Pinder rewarded the A’s faith in him immediately. He had a huge April with the Ports, homering seven times and posting a 1018 OPS. Injuries would once again limit Pinder’s playing time, but he finished his first full professional season with a solid .288/.336/.489 line in 96 games. He homered 13 times and collected 32 doubles.

“Pinder started the season off really good and really hot and swinging the bat well,” former A’s minor league hitting coordinator and current A’s assistant coach Marcus Jensen said. “He was able to maintain that, pretty much, throughout the course of the season. He was set-back with a couple of injuries here and there. A lot of times, especially if you are swinging the bat well, it’s hard to come back and find that rhythm and timing again, but, for the most part, he was able to do that.”

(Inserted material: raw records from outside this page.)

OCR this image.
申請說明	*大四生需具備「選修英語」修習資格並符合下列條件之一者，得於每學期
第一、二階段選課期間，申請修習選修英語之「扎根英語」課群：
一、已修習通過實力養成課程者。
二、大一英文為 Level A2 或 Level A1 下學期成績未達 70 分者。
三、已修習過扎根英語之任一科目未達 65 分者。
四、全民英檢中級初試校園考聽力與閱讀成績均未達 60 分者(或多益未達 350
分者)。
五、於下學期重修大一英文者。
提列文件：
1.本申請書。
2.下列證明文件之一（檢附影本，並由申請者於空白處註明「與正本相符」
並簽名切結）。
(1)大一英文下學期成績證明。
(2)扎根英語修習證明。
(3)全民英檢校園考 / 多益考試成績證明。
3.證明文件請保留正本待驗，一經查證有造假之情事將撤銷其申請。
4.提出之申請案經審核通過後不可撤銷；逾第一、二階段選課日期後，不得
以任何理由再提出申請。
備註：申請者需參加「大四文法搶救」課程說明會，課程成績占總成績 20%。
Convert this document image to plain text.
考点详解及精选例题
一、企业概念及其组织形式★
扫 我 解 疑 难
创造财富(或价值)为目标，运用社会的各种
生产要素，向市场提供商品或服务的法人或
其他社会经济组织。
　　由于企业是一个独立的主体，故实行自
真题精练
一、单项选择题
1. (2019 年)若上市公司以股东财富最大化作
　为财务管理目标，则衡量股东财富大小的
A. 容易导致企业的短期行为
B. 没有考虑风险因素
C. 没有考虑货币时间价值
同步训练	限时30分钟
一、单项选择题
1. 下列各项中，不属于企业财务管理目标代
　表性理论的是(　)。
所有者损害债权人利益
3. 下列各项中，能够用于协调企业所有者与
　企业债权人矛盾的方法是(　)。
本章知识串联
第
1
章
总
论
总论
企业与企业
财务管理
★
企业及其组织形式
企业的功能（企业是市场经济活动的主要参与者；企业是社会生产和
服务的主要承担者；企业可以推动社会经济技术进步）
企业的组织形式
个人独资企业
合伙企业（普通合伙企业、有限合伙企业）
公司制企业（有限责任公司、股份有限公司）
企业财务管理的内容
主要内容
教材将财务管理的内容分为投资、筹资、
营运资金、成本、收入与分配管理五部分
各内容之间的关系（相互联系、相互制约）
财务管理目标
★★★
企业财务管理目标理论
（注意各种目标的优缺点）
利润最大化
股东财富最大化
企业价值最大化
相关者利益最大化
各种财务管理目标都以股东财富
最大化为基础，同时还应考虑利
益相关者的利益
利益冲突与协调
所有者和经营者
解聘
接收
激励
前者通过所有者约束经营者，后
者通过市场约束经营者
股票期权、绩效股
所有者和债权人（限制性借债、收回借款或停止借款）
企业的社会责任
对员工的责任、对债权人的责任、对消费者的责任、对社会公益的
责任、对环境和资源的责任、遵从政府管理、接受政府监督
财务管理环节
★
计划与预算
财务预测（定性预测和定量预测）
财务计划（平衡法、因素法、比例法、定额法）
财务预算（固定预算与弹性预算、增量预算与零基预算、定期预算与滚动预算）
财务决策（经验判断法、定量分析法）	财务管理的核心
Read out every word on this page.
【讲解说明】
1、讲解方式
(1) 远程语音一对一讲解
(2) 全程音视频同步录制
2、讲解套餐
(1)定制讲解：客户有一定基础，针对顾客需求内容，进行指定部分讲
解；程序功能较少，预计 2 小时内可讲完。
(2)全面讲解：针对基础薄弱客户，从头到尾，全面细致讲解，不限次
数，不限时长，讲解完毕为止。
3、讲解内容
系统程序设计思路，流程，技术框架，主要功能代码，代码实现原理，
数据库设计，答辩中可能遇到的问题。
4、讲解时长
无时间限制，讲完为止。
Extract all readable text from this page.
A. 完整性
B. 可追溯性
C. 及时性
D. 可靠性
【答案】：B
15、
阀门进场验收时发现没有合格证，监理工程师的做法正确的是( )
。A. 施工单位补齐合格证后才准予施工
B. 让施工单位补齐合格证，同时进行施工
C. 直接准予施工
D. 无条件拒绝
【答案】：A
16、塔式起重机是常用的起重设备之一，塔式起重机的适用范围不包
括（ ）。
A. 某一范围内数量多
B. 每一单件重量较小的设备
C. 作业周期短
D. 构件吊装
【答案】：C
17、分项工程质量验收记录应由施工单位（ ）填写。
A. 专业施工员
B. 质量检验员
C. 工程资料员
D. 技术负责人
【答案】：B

Pinder was able to put up those offensive numbers despite learning a new defensive position. A shortstop and third baseman for most of his career, Pinder moved over to second base in 2014 to accommodate fellow top prospects Daniel Robertson and Renato Nunez. Pinder struggled at times early in the season, but by the end of the year, he was a steady defensive presence at second base. He also fared well when he got his turn to play at shortstop.

With Robertson now in Tampa, Pinder figures to move back to shortstop this season with Double-A Midland. Pinder is an excellent athlete and he has a strong throwing arm, so he has a chance to stick at the shortstop position. The biggest challenge for Pinder moving forward will be to stay healthy. He has battled a variety of minor injuries since turning pro, including a wrist injury he played through for the final month of the 2014 season that sapped some of his power.

“Chad’s biggest thing is hopefully he can be able to stay durable during the year. But the bat is exciting, definitely. He has a lot of extra-base hits during the year. He can move around the infield,” A’s Director of Player Personnel Billy Owens said during the season. “He has played a lot of games at second base, but I think he is still very capable of playing shortstop and third base. He has power and can use the whole field. He’s an exciting prospect. I compare his physicality and his style of play to J.J. Hardy. He has a lot of upside and we’re intrigued by the talent. Going forward, he’s going to be an exciting prospect in our system.”

Pinder demonstrated last season that he can hit for power and for average, but he still has work to do with his selectivity at the plate. His K:BB was 99:22 last season. Pinder was a bit too aggressive at times, often chasing pitches early in the count. Pinder doesn’t have blazing speed, but he did steal 12 bases, although he was caught nine times. Pinder has already shown that he is capable of making adjustments and improvements, so it wouldn’t be wise to bet against him improving in both areas.

In some ways, he has a similar offensive profile to former A’s prospect Grant Green. Both are aggressive hitters who barrel the ball on the bat well and have above-average gap power for a middle infielder. Pinder's hit tool isn’t quite as advanced as Green’s was at the same stage in their careers, but Pinder is a better defensive player than Green was during his time in the A’s system.

The jump to Double-A will be a good challenge for Pinder, who will have to battle the winds that can be tough on right-handed power hitters in the Texas League. He will turn 23 just before the start of the regular season.